A massive change over the past couple of decades – and one to which we’re all still figuring out the rules – is social media. It’s certainly something the characters in Mustangs wrestle with. It’s something all the actors in Mustangs have to wrestle with in real life, too.

Miranda is strict-strict-strict with her own daughter: no social until she’s 16, and even then it’ll be monitored. For Miranda herself, having a presence on social media is a necessary part of her working life. “I obviously post, but I only have work accounts. I don’t have personal accounts. And I try to be as real as I can. If I’m going to an event I’ll post a picture of the dress because people have loaned me the dress and that’s part of the payment, that’s the currency. But I say that. And I say I had three hours of makeup. Or whatever.”

Celine Ajobong, Pia Miranda and Emmanuelle Mattana.

Celine Ajobong, Pia Miranda and Emmanuelle Mattana.Credit:Chris Hopkins

The two girls take quite different approaches. Mattana hit her teens at precisely the time Instagram arrived and she and her friends were the first generation to negotiate what it meant having it in their lives.

“This obsession with the appearance of things. It was a baptism of fire,” she says. But eventually she came out the other end feeling she had the power to dictate what was and wasn’t acceptable. “So I have really strict rules for myself,” Mattana says. “I would never post a selfie. I would never post a photo of me in full makeup unless I’m at an event. No bikinis. Especially as I’m really aware that our audience is young girls.”

Ajobong’s “rules” are more relaxed. “It’s my own gallery – things that make me happy, things that I’m proud of, things I want to share with other people,” she says. “But it’s a very small part of my life. And it doesn’t define who I am.”

There are areas where the rules are non-negotiable, though. In Mustangs FC, that’s the imperative to be a good sport, regardless of how challenging that might sometimes be. For the girls, that’s equally important in their own lives. And Ajobong finds the sporting metaphor useful.
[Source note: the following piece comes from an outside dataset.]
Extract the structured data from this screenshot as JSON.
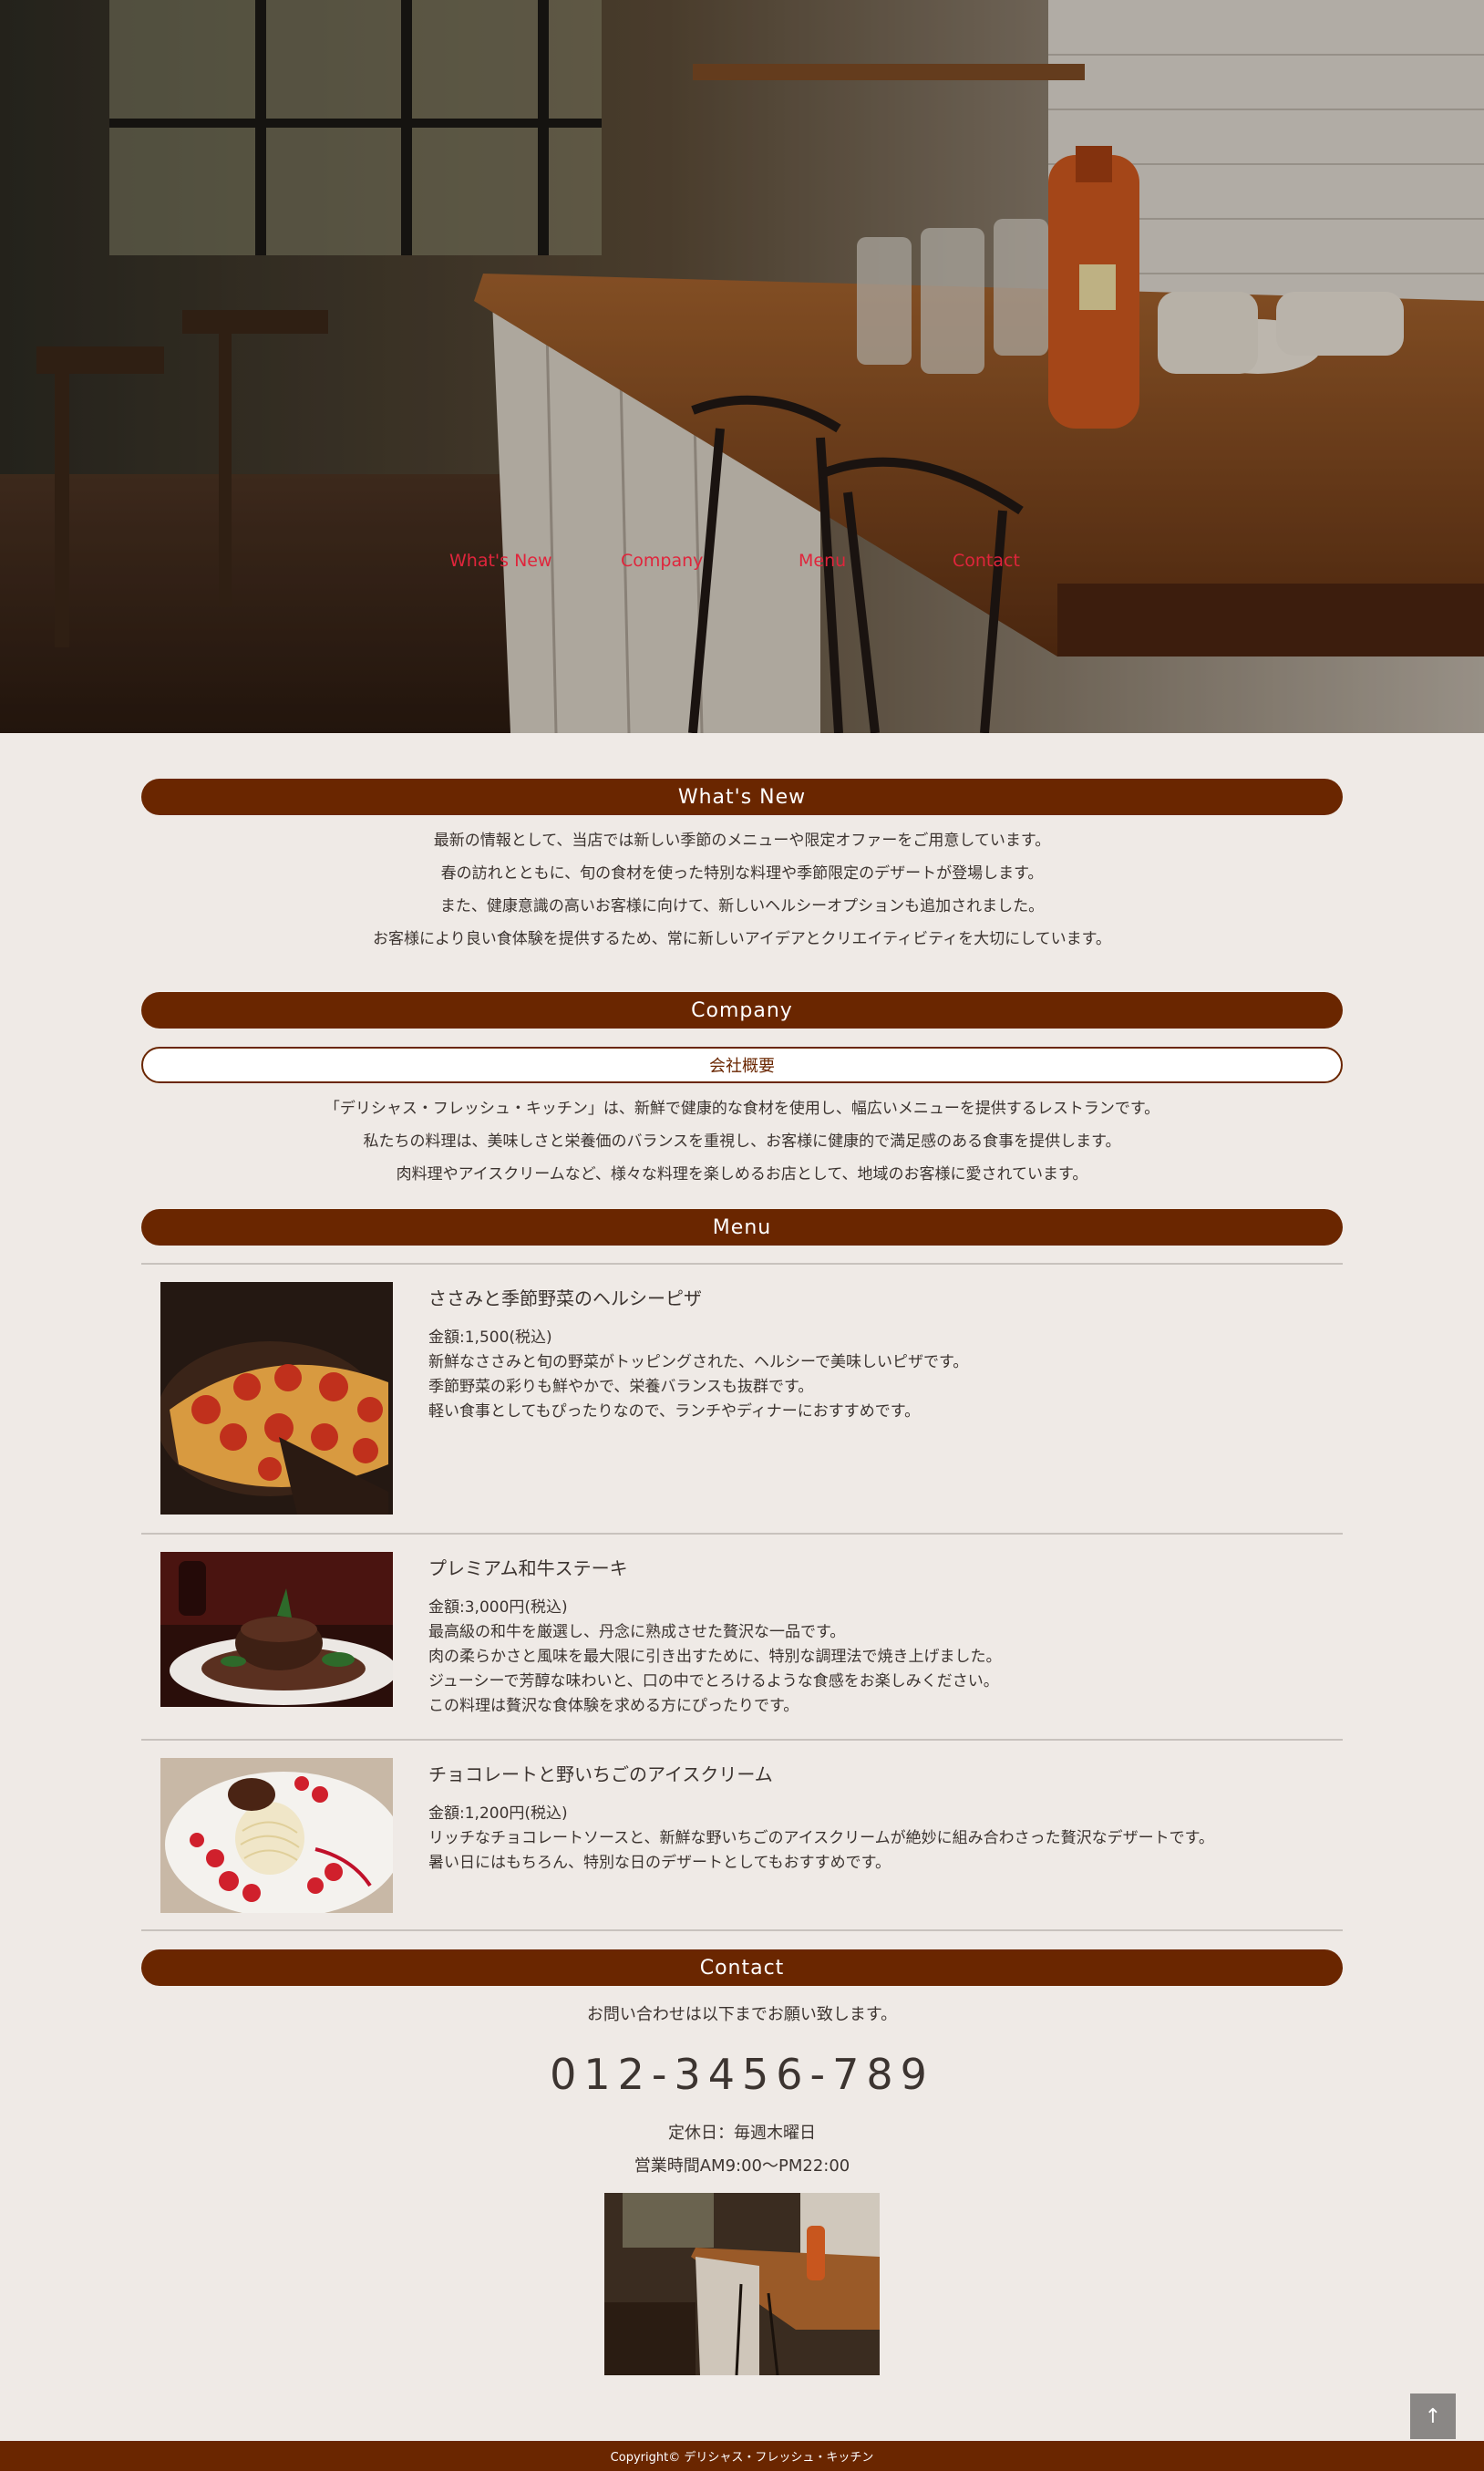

“You can’t ever know what the outcome is going to be. You may have done all this training and have all these skills – but that other person has also been training and has skills. And it’s not who’s better or who’s more worthy. Everyone tried their best. No one’s superhuman. Just accepting that you did your best, that’s sportsmanship. Being kind to yourself.”

Mattana agrees. “Now, more than ever, I’m thinking – just be kind to one another. There’s so much horribleness going on, to me it feels like that’s the one weapon we have. Kindness.”

Mustangs FC (season 3) premieres on ABC ME, Wednesday, 5pm.